The dnsproxy sidecar resolves DNS queries over HTTPS (DoH) to Cloudflare (1.1.1.1 / 1.0.0.1), bypassing the Ubiquiti router which intercepts all DNS traffic on port 53. See DNS Management for details on this workaround.

Sharkord

Sharkord is a voice and video communication server that uses WebRTC for real-time media.

  • Image: sharkord/sharkord:latest
  • Gateway: envoy-external
  • Storage: PVC sharkord at /root/.config/sharkord

Tandoor

Tandoor Recipes is a recipe management and meal planning application.
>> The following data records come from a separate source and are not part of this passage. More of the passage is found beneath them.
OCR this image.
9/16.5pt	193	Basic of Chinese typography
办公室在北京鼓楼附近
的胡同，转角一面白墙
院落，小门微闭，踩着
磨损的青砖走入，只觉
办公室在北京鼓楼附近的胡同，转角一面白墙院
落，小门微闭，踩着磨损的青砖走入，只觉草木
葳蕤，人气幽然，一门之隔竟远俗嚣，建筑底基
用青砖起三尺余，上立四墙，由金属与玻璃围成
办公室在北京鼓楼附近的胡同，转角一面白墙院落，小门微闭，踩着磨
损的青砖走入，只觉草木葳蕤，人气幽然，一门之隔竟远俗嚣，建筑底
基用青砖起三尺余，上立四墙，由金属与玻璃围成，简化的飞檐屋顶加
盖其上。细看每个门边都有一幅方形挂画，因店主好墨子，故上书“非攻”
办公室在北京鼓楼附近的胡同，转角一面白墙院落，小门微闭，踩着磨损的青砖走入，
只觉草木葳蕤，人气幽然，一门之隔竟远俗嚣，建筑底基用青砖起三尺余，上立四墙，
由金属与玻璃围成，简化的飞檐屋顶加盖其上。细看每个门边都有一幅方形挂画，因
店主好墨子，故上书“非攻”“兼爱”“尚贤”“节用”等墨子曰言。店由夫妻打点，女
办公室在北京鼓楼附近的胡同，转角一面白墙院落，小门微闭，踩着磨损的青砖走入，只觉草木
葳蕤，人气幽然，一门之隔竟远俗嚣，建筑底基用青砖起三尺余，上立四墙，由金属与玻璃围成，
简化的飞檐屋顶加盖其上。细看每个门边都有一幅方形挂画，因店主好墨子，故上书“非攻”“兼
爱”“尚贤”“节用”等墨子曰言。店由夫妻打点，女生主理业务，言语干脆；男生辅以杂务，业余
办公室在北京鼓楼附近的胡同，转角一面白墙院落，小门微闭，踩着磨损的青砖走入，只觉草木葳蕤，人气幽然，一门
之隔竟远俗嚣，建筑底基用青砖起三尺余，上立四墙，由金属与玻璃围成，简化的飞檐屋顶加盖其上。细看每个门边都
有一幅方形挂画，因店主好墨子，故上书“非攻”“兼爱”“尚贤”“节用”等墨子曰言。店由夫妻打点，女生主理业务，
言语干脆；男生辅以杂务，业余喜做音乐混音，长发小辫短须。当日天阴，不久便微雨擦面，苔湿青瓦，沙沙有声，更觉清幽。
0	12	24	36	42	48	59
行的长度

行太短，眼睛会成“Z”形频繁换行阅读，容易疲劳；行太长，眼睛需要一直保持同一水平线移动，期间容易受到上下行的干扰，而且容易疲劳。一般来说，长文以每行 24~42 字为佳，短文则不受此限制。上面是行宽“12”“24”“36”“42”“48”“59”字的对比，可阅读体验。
  • Image: ghcr.io/tandoorrecipes/recipes:2.4.2
  • Sidecar: nginx-unprivileged:1.27.4-alpine for serving static files and media
  • Database: PostgreSQL (CloudNative-PG tandoor cluster)
  • Storage: PVC tandoor-data with subpaths for media, static files, and data

Whoami

Whoami is a lightweight HTTP server that returns connection and request information. Useful for testing gateway routing and TLS configuration.

  • Image: docker.io/traefik/whoami:v1.11.0

Gateway Distribution

pie title Gateway Usage
    "envoy-external" : 11
    "envoy-internal" : 1

Internal-Only Apps

Most selfhosted apps use envoy-external for convenience, relying on Cloudflare Access or Authelia for authentication.